That 70s (Game Show): Care to Play?

It might have been Name That Tune that started my obsession with music, lyrics and the lead-in notes to songs. Even though I was an elementary school student, I happily banked away the thousands of dollars I would otherwise have been winning were the popular game show to have let nine-year-old girls play. In fact, I considered writing a letter–it was 1980–to specifically request if the show would have a week of kids as contestants. That didn’t happen though, in part because my dad told me that “they probably wouldn’t do that.” That explanation was enough and saved me from writing a sure-to-be sophomoric letter and 15 cents–it was 1980.

As there are all sorts of copyright and licensing concerns when a writer drops lyrics into her novels, I decided to change out where the actual lyrics to descriptions of the characters listening to described music instead of going to EMI or Sony or some other record label and asking for permission and paying royalties.

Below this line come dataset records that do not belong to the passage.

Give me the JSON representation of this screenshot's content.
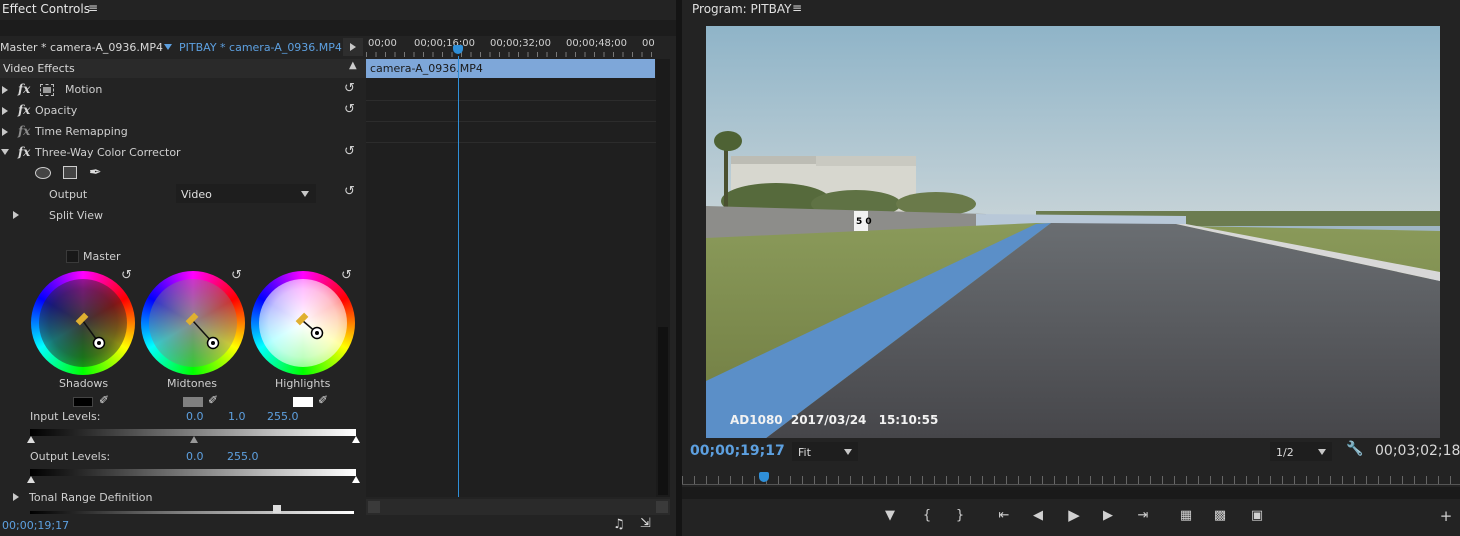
{
  "effect_controls": {
    "title": "Effect Controls",
    "master_clip": "Master * camera-A_0936.MP4",
    "sequence_clip": "PITBAY * camera-A_0936.MP4",
    "section_title": "Video Effects",
    "timecodes": [
      "00;00",
      "00;00;16;00",
      "00;00;32;00",
      "00;00;48;00",
      "00"
    ],
    "clip_label": "camera-A_0936.MP4",
    "effects": [
      {
        "label": "Motion"
      },
      {
        "label": "Opacity"
      },
      {
        "label": "Time Remapping"
      },
      {
        "label": "Three-Way Color Corrector"
      }
    ],
    "output_label": "Output",
    "output_value": "Video",
    "split_view_label": "Split View",
    "master_label": "Master",
    "wheels": [
      {
        "label": "Shadows",
        "swatch": "#000000"
      },
      {
        "label": "Midtones",
        "swatch": "#808080"
      },
      {
        "label": "Highlights",
        "swatch": "#ffffff"
      }
    ],
    "input_levels_label": "Input Levels:",
    "input_levels": [
      "0.0",
      "1.0",
      "255.0"
    ],
    "output_levels_label": "Output Levels:",
    "output_levels": [
      "0.0",
      "255.0"
    ],
    "tonal_range_label": "Tonal Range Definition",
    "current_time": "00;00;19;17"
  },
  "program": {
    "title": "Program: PITBAY",
    "current_time": "00;00;19;17",
    "fit_label": "Fit",
    "resolution": "1/2",
    "duration": "00;03;02;18",
    "video_overlay": {
      "camera": "AD1080",
      "date": "2017/03/24",
      "time": "15:10:55",
      "sign": "5 0"
    }
  },
  "colors": {
    "panel_bg": "#232323",
    "accent_blue": "#5da0e0",
    "clip_bar": "#7ea7d9",
    "playhead": "#2f8fd8"
  }
}
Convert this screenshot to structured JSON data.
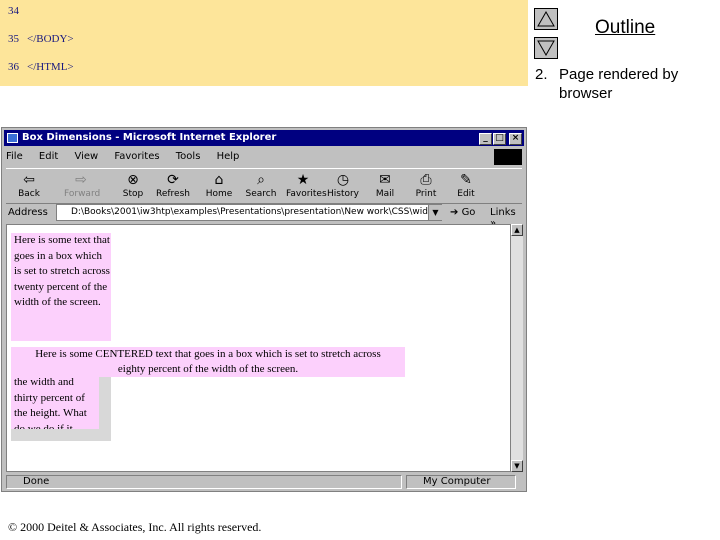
{
  "code": {
    "lines": [
      {
        "num": "34",
        "text": ""
      },
      {
        "num": "35",
        "text": "</BODY>"
      },
      {
        "num": "36",
        "text": "</HTML>"
      }
    ]
  },
  "sidebar": {
    "outline_title": "Outline",
    "item_number": "2.",
    "item_text_line1": "Page rendered by",
    "item_text_line2": "browser"
  },
  "browser": {
    "title": "Box Dimensions - Microsoft Internet Explorer",
    "menu": [
      "File",
      "Edit",
      "View",
      "Favorites",
      "Tools",
      "Help"
    ],
    "toolbar": [
      "Back",
      "Forward",
      "Stop",
      "Refresh",
      "Home",
      "Search",
      "Favorites",
      "History",
      "Mail",
      "Print",
      "Edit"
    ],
    "address_label": "Address",
    "address_value": "D:\\Books\\2001\\iw3htp\\examples\\Presentations\\presentation\\New work\\CSS\\width.html",
    "go_label": "Go",
    "links_label": "Links »",
    "status_left": "Done",
    "status_right": "My Computer"
  },
  "page": {
    "box1": "Here is some text that goes in a box which is set to stretch across twenty percent of the width of the screen.",
    "box2_line1": "Here is some CENTERED text that goes in a box which is set to stretch across",
    "box2_line2": "eighty percent of the width of the screen.",
    "box3": "the width and thirty percent of the height. What do we do if it"
  },
  "footer": {
    "text": "© 2000 Deitel & Associates, Inc.  All rights reserved."
  }
}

Here are three examples of where I used an actual song without mentioning the title or the artist.

Let’s see if you can NAME THAT TUNE:

Song #1

As she pretended to sleep, she listened to a lyrically-uninventive song that brought quick, though fleeting, fame to a band which spent three decades trying to get onto the top song charts.

The song listed a variety of alcoholic drinks which one man consumed in an evening and his penchant for being imbued with the skills of a human Weeble. The ridiculous tune was temporarily adopted by fraternities and co-eds alike as an anthem for drinking challenges.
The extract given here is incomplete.